[proofplan]
The proof is obtained by multiplying the autoregressive recursion by a lagged value of the process and taking expectations. For positive lags, the current innovation $Z_t$ is uncorrelated with the past variable $X_{t-h}$, so only the autoregressive terms remain. Stationarity converts each covariance $\operatorname{Cov}(X_{t-k},X_{t-h})$ into the autocovariance value $\gamma(h-k)$. For lag zero, the same computation leaves the current innovation contribution $\operatorname{Cov}(Z_t,X_t)=\sigma^2$, because causality gives $X_t=Z_t$ plus a component depending only on past innovations.
[/proofplan]
[step:Record the mean-zero covariance identities used in the computation]
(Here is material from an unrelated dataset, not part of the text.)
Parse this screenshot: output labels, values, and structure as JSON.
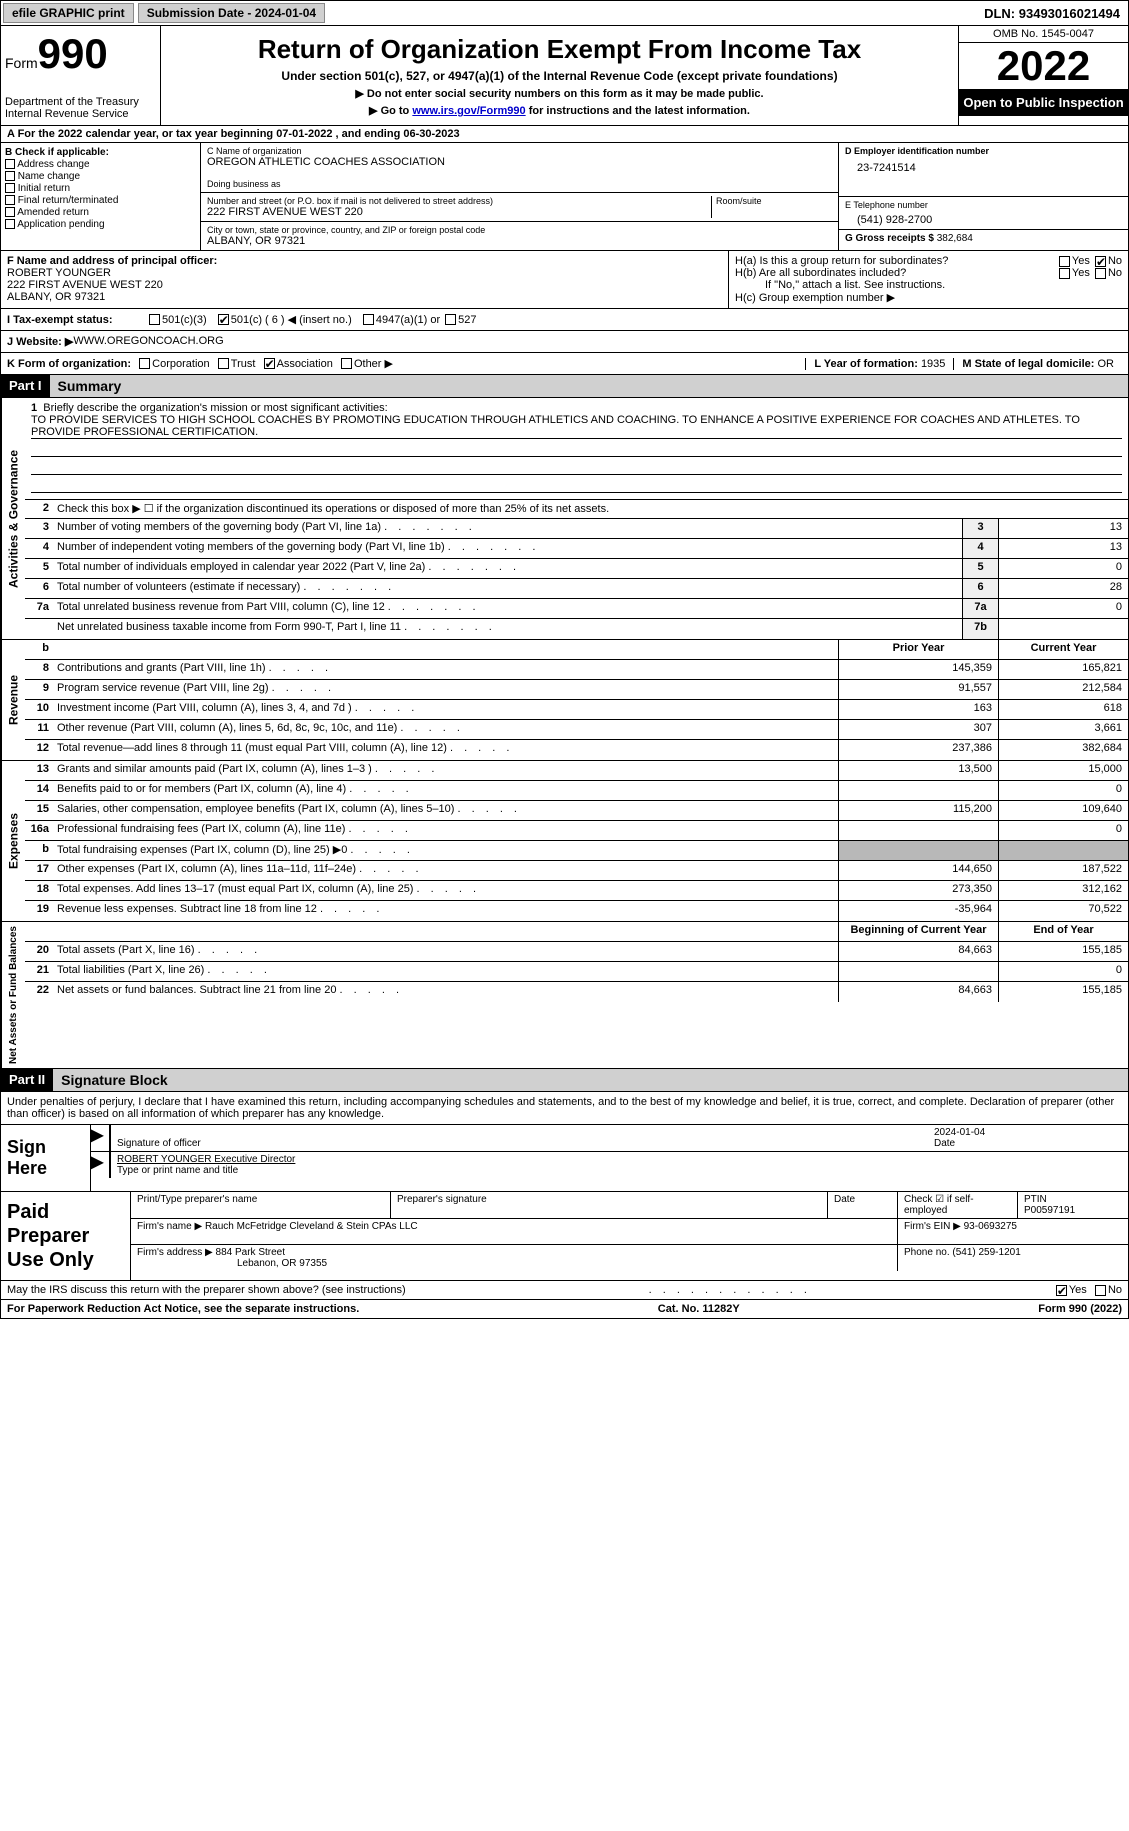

Since $(Z_t)_{t \in \mathbb{Z}}$ is white noise, $\mathbb{E}[Z_t]=0$ for every $t \in \mathbb{Z}$. Taking expectations in
\begin{align*}
X_t=\sum_{k=1}^{p}\phi_k X_{t-k}+Z_t
\end{align*}
and using second-order stationarity gives a constant mean $m:=\mathbb{E}[X_t]$ satisfying
\begin{align*}
m=\sum_{k=1}^{p}\phi_k m.
\end{align*}
For the covariance computations below, we use centered variables. Define $Y_t:=X_t-m$ for $t \in \mathbb{Z}$. Then $(Y_t)_{t \in \mathbb{Z}}$ is second-order stationary, has mean zero, has the same autocovariance function as $(X_t)$, and satisfies
\begin{align*}
Y_t=\sum_{k=1}^{p}\phi_k Y_{t-k}+Z_t.
\end{align*}
Therefore it is enough to prove the displayed identities under the normalization $\mathbb{E}[X_t]=0$ for every $t \in \mathbb{Z}$. Under this normalization,
\begin{align*}
\gamma(a-b)=\operatorname{Cov}(X_a,X_b)=\mathbb{E}[X_aX_b]
\end{align*}
for all $a,b \in \mathbb{Z}$.
[/step]
[step:Multiply by a past value to obtain the positive-lag equations]
Fix an integer $h \geq 1$. Multiplying the autoregressive equation at time $t$ by $X_{t-h}$ and taking expectations gives
\begin{align*}
\mathbb{E}[X_tX_{t-h}]
&=\mathbb{E}\left[\left(\sum_{k=1}^{p}\phi_k X_{t-k}+Z_t\right)X_{t-h}\right] \\
&=\sum_{k=1}^{p}\phi_k \mathbb{E}[X_{t-k}X_{t-h}]
+\mathbb{E}[Z_tX_{t-h}].
\end{align*}
The final expectation vanishes because $h \geq 1$ and causality gives that $Z_t$ is uncorrelated with $X_{t-h}$:
\begin{align*}
\mathbb{E}[Z_tX_{t-h}]
=\operatorname{Cov}(Z_t,X_{t-h})
=0.
\end{align*}
By second-order stationarity, for each $k \in \{1,\dots,p\}$,
\begin{align*}
\mathbb{E}[X_{t-k}X_{t-h}]
=\operatorname{Cov}(X_{t-k},X_{t-h})
=\gamma((t-k)-(t-h))
=\gamma(h-k).
\end{align*}
Also,
\begin{align*}
\mathbb{E}[X_tX_{t-h}]
=\operatorname{Cov}(X_t,X_{t-h})
=\gamma(h).
\end{align*}
Substituting these identities yields
\begin{align*}
\gamma(h)=\sum_{k=1}^{p}\phi_k\gamma(h-k).
\end{align*}
Since $h \geq 1$ was arbitrary, the positive-lag Yule-Walker equations hold for every integer $h \geq 1$.
[/step]
[step:Compute the current innovation contribution at lag zero]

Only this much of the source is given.